Like a lot of TV series that live in the medical world, New Amsterdam in Season 4 moved on and reverted to telling other stories. And then Omicron, the newest mutated variant of the virus, hit.
“Writing and putting together a show about [this time] is incredibly complex,” Schulner pointed out. “There’s no way for Hollywood to address the nuances, the unknowingness and the speed of this virus. And actors’ faces need to be seen.”
He said the show is currently working on an episode about violence against hospital workers.
Schulner said that he’s often filled with rage over current events as far as the pandemic goes, but tries to channel his anger in constructive ways every morning when he walks in to the writers room. “We’re an optimistic show and we try to show what healthcare should be,” he said. “We bring different sides to an issue.”
The panel underscored “the business of medicine,” in which many corporate hospital executives are devoted more to the bottom line and less to the well-being of their workers.
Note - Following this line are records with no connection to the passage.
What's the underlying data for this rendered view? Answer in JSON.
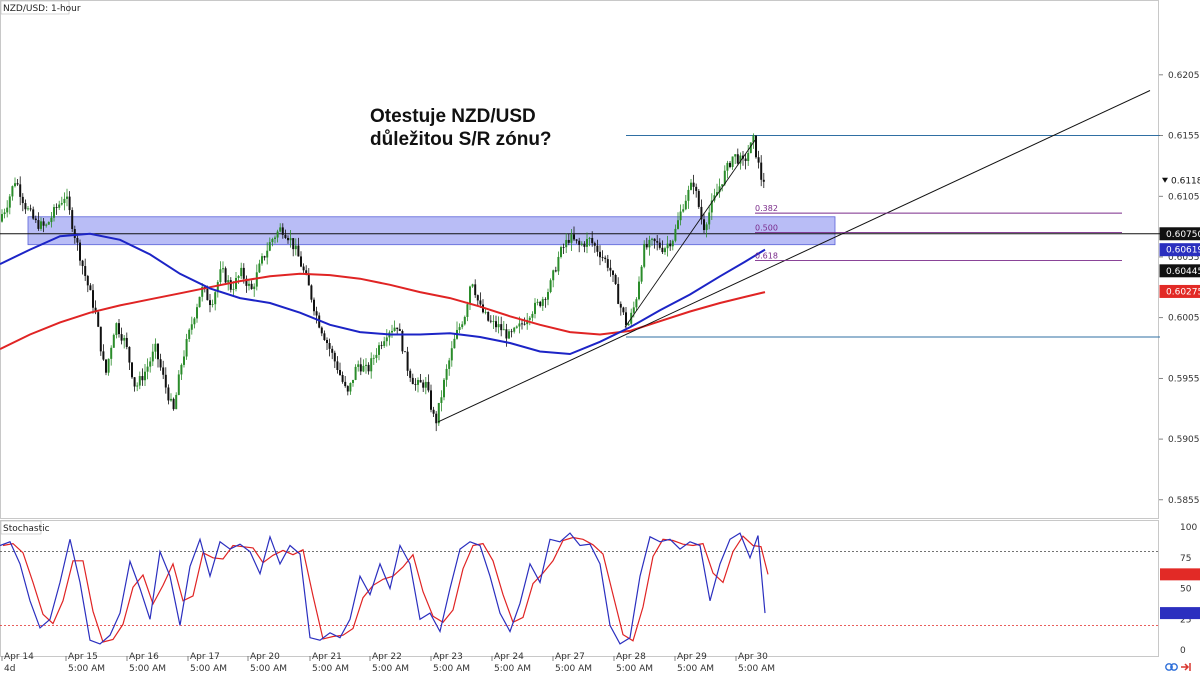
{
  "chart_data": {
    "type": "candlestick",
    "symbol_label": "NZD/USD: 1-hour",
    "headline": [
      "Otestuje NZD/USD",
      "důležitou S/R zónu?"
    ],
    "price_axis": {
      "ticks": [
        "0.62059",
        "0.61559",
        "0.61059",
        "0.60559",
        "0.60059",
        "0.59559",
        "0.59059",
        "0.58559"
      ],
      "range": [
        0.58409,
        0.62659
      ]
    },
    "time_axis": {
      "labels": [
        "Apr 14",
        "Apr 15",
        "Apr 16",
        "Apr 17",
        "Apr 20",
        "Apr 21",
        "Apr 22",
        "Apr 23",
        "Apr 24",
        "Apr 27",
        "Apr 28",
        "Apr 29",
        "Apr 30"
      ],
      "sub_labels": [
        "4d",
        "5:00 AM",
        "5:00 AM",
        "5:00 AM",
        "5:00 AM",
        "5:00 AM",
        "5:00 AM",
        "5:00 AM",
        "5:00 AM",
        "5:00 AM",
        "5:00 AM",
        "5:00 AM",
        "5:00 AM"
      ]
    },
    "price_path": [
      [
        0,
        0.6085
      ],
      [
        8,
        0.6096
      ],
      [
        18,
        0.612
      ],
      [
        28,
        0.6098
      ],
      [
        38,
        0.6084
      ],
      [
        48,
        0.608
      ],
      [
        58,
        0.6095
      ],
      [
        68,
        0.6107
      ],
      [
        78,
        0.6072
      ],
      [
        88,
        0.604
      ],
      [
        98,
        0.601
      ],
      [
        108,
        0.5958
      ],
      [
        118,
        0.6002
      ],
      [
        128,
        0.5985
      ],
      [
        138,
        0.5948
      ],
      [
        148,
        0.5962
      ],
      [
        158,
        0.598
      ],
      [
        168,
        0.595
      ],
      [
        176,
        0.5928
      ],
      [
        184,
        0.5968
      ],
      [
        194,
        0.6
      ],
      [
        204,
        0.603
      ],
      [
        214,
        0.6018
      ],
      [
        224,
        0.6045
      ],
      [
        234,
        0.603
      ],
      [
        244,
        0.6043
      ],
      [
        254,
        0.6028
      ],
      [
        264,
        0.6052
      ],
      [
        274,
        0.607
      ],
      [
        284,
        0.608
      ],
      [
        292,
        0.6072
      ],
      [
        300,
        0.6058
      ],
      [
        310,
        0.6035
      ],
      [
        320,
        0.6005
      ],
      [
        330,
        0.5985
      ],
      [
        340,
        0.5965
      ],
      [
        350,
        0.5942
      ],
      [
        360,
        0.5968
      ],
      [
        370,
        0.5962
      ],
      [
        380,
        0.598
      ],
      [
        390,
        0.5995
      ],
      [
        400,
        0.6
      ],
      [
        410,
        0.5965
      ],
      [
        418,
        0.595
      ],
      [
        428,
        0.5952
      ],
      [
        438,
        0.5918
      ],
      [
        448,
        0.5958
      ],
      [
        458,
        0.599
      ],
      [
        468,
        0.601
      ],
      [
        474,
        0.604
      ],
      [
        482,
        0.6015
      ],
      [
        492,
        0.6002
      ],
      [
        502,
        0.5998
      ],
      [
        512,
        0.599
      ],
      [
        522,
        0.5998
      ],
      [
        532,
        0.601
      ],
      [
        542,
        0.6018
      ],
      [
        552,
        0.603
      ],
      [
        562,
        0.6058
      ],
      [
        572,
        0.6072
      ],
      [
        582,
        0.6065
      ],
      [
        592,
        0.607
      ],
      [
        602,
        0.606
      ],
      [
        612,
        0.6048
      ],
      [
        622,
        0.6018
      ],
      [
        630,
        0.5998
      ],
      [
        638,
        0.6018
      ],
      [
        646,
        0.6062
      ],
      [
        656,
        0.6068
      ],
      [
        666,
        0.6063
      ],
      [
        676,
        0.6072
      ],
      [
        686,
        0.61
      ],
      [
        696,
        0.6118
      ],
      [
        706,
        0.608
      ],
      [
        716,
        0.6102
      ],
      [
        726,
        0.6122
      ],
      [
        736,
        0.614
      ],
      [
        746,
        0.6133
      ],
      [
        756,
        0.6152
      ],
      [
        764,
        0.612
      ]
    ],
    "ma_blue": [
      [
        0,
        0.605
      ],
      [
        30,
        0.6062
      ],
      [
        60,
        0.6073
      ],
      [
        90,
        0.6075
      ],
      [
        120,
        0.607
      ],
      [
        150,
        0.6058
      ],
      [
        180,
        0.6042
      ],
      [
        210,
        0.603
      ],
      [
        240,
        0.6022
      ],
      [
        270,
        0.6018
      ],
      [
        300,
        0.601
      ],
      [
        330,
        0.6
      ],
      [
        360,
        0.5994
      ],
      [
        390,
        0.5992
      ],
      [
        420,
        0.5992
      ],
      [
        450,
        0.5993
      ],
      [
        480,
        0.599
      ],
      [
        510,
        0.5985
      ],
      [
        540,
        0.5978
      ],
      [
        570,
        0.5976
      ],
      [
        600,
        0.5986
      ],
      [
        630,
        0.5998
      ],
      [
        660,
        0.6012
      ],
      [
        690,
        0.6025
      ],
      [
        720,
        0.604
      ],
      [
        745,
        0.6052
      ],
      [
        765,
        0.6062
      ]
    ],
    "ma_red": [
      [
        0,
        0.598
      ],
      [
        30,
        0.5992
      ],
      [
        60,
        0.6002
      ],
      [
        90,
        0.601
      ],
      [
        120,
        0.6016
      ],
      [
        150,
        0.6021
      ],
      [
        180,
        0.6026
      ],
      [
        210,
        0.6031
      ],
      [
        240,
        0.6036
      ],
      [
        270,
        0.604
      ],
      [
        300,
        0.6042
      ],
      [
        330,
        0.6041
      ],
      [
        360,
        0.6038
      ],
      [
        390,
        0.6033
      ],
      [
        420,
        0.6027
      ],
      [
        450,
        0.6022
      ],
      [
        480,
        0.6015
      ],
      [
        510,
        0.6007
      ],
      [
        540,
        0.6
      ],
      [
        570,
        0.5994
      ],
      [
        600,
        0.5992
      ],
      [
        630,
        0.5995
      ],
      [
        660,
        0.6003
      ],
      [
        690,
        0.6011
      ],
      [
        720,
        0.6018
      ],
      [
        745,
        0.6023
      ],
      [
        765,
        0.6027
      ]
    ],
    "sr_zone": {
      "from": 0.6066,
      "to": 0.6089,
      "line": 0.6075
    },
    "resistance_line": 0.61559,
    "support_line": 0.599,
    "trendline_main": {
      "start": [
        438,
        0.592
      ],
      "end": [
        1150,
        0.6193
      ]
    },
    "trendline_inner": {
      "start": [
        625,
        0.5998
      ],
      "end": [
        755,
        0.6152
      ]
    },
    "fibonacci": [
      {
        "label": "0.382",
        "price": 0.6092
      },
      {
        "label": "0.500",
        "price": 0.6076
      },
      {
        "label": "0.618",
        "price": 0.6053
      }
    ],
    "price_badges": [
      {
        "label": "0.61187",
        "price": 0.61187,
        "bg": "#ffffff",
        "fg": "#111111",
        "arrow": true
      },
      {
        "label": "0.60750",
        "price": 0.6075,
        "bg": "#111111",
        "fg": "#ffffff"
      },
      {
        "label": "0.60619",
        "price": 0.60619,
        "bg": "#2b2fbf",
        "fg": "#ffffff"
      },
      {
        "label": "0.60445",
        "price": 0.60445,
        "bg": "#111111",
        "fg": "#ffffff"
      },
      {
        "label": "0.60275",
        "price": 0.60275,
        "bg": "#e22a26",
        "fg": "#ffffff"
      }
    ],
    "stochastic": {
      "label": "Stochastic",
      "ticks": [
        "100",
        "75",
        "50",
        "25",
        "0"
      ],
      "overbought": 80,
      "oversold": 20,
      "k": [
        [
          0,
          85
        ],
        [
          10,
          88
        ],
        [
          20,
          70
        ],
        [
          30,
          40
        ],
        [
          40,
          18
        ],
        [
          50,
          25
        ],
        [
          60,
          55
        ],
        [
          70,
          90
        ],
        [
          80,
          55
        ],
        [
          90,
          8
        ],
        [
          100,
          5
        ],
        [
          110,
          12
        ],
        [
          120,
          30
        ],
        [
          130,
          72
        ],
        [
          140,
          50
        ],
        [
          150,
          25
        ],
        [
          160,
          80
        ],
        [
          170,
          60
        ],
        [
          180,
          20
        ],
        [
          190,
          68
        ],
        [
          200,
          90
        ],
        [
          210,
          60
        ],
        [
          220,
          88
        ],
        [
          230,
          82
        ],
        [
          240,
          86
        ],
        [
          250,
          80
        ],
        [
          260,
          62
        ],
        [
          270,
          92
        ],
        [
          280,
          70
        ],
        [
          290,
          85
        ],
        [
          300,
          78
        ],
        [
          310,
          10
        ],
        [
          320,
          8
        ],
        [
          330,
          14
        ],
        [
          340,
          10
        ],
        [
          350,
          25
        ],
        [
          360,
          60
        ],
        [
          370,
          45
        ],
        [
          380,
          70
        ],
        [
          390,
          50
        ],
        [
          400,
          85
        ],
        [
          410,
          70
        ],
        [
          420,
          25
        ],
        [
          430,
          30
        ],
        [
          440,
          15
        ],
        [
          450,
          50
        ],
        [
          460,
          82
        ],
        [
          470,
          88
        ],
        [
          480,
          85
        ],
        [
          490,
          60
        ],
        [
          500,
          30
        ],
        [
          510,
          15
        ],
        [
          520,
          38
        ],
        [
          530,
          70
        ],
        [
          540,
          55
        ],
        [
          550,
          90
        ],
        [
          560,
          88
        ],
        [
          570,
          95
        ],
        [
          580,
          85
        ],
        [
          590,
          86
        ],
        [
          600,
          70
        ],
        [
          610,
          20
        ],
        [
          620,
          5
        ],
        [
          630,
          10
        ],
        [
          640,
          60
        ],
        [
          650,
          92
        ],
        [
          660,
          88
        ],
        [
          670,
          90
        ],
        [
          680,
          82
        ],
        [
          690,
          88
        ],
        [
          700,
          85
        ],
        [
          710,
          40
        ],
        [
          720,
          70
        ],
        [
          730,
          90
        ],
        [
          740,
          95
        ],
        [
          750,
          75
        ],
        [
          758,
          93
        ],
        [
          765,
          30
        ]
      ]
    }
  }
}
Patients and their providers are often treated as pieces in the consumer landscape, with surveys asking patients how they would rate the care they received. Doctors and nurses feel abandoned by many of the agencies that are supposed to be looking out for them. On hearing all of this, Schulner lamented the state of the medical system in the U.S., saying that for-profit healthcare shouldn’t have a place in society.
Bellevue [the public hospital in New York on which the fictional New Amsterdam is based] was established in 1736, Schulner said. “That was before the Constitution. Even then the [founders] knew that you needed a place that would treat people for free.”
Feist and his wife, Jennifer, created the Dr. Lorna Breen Heroes’ Foundation in the summer of 2020 to “reduce burnout of health care professionals and safeguard their well-being.”
“For best patient outcomes,” Feist said, “we need to take a lot better care of those who take care of us.”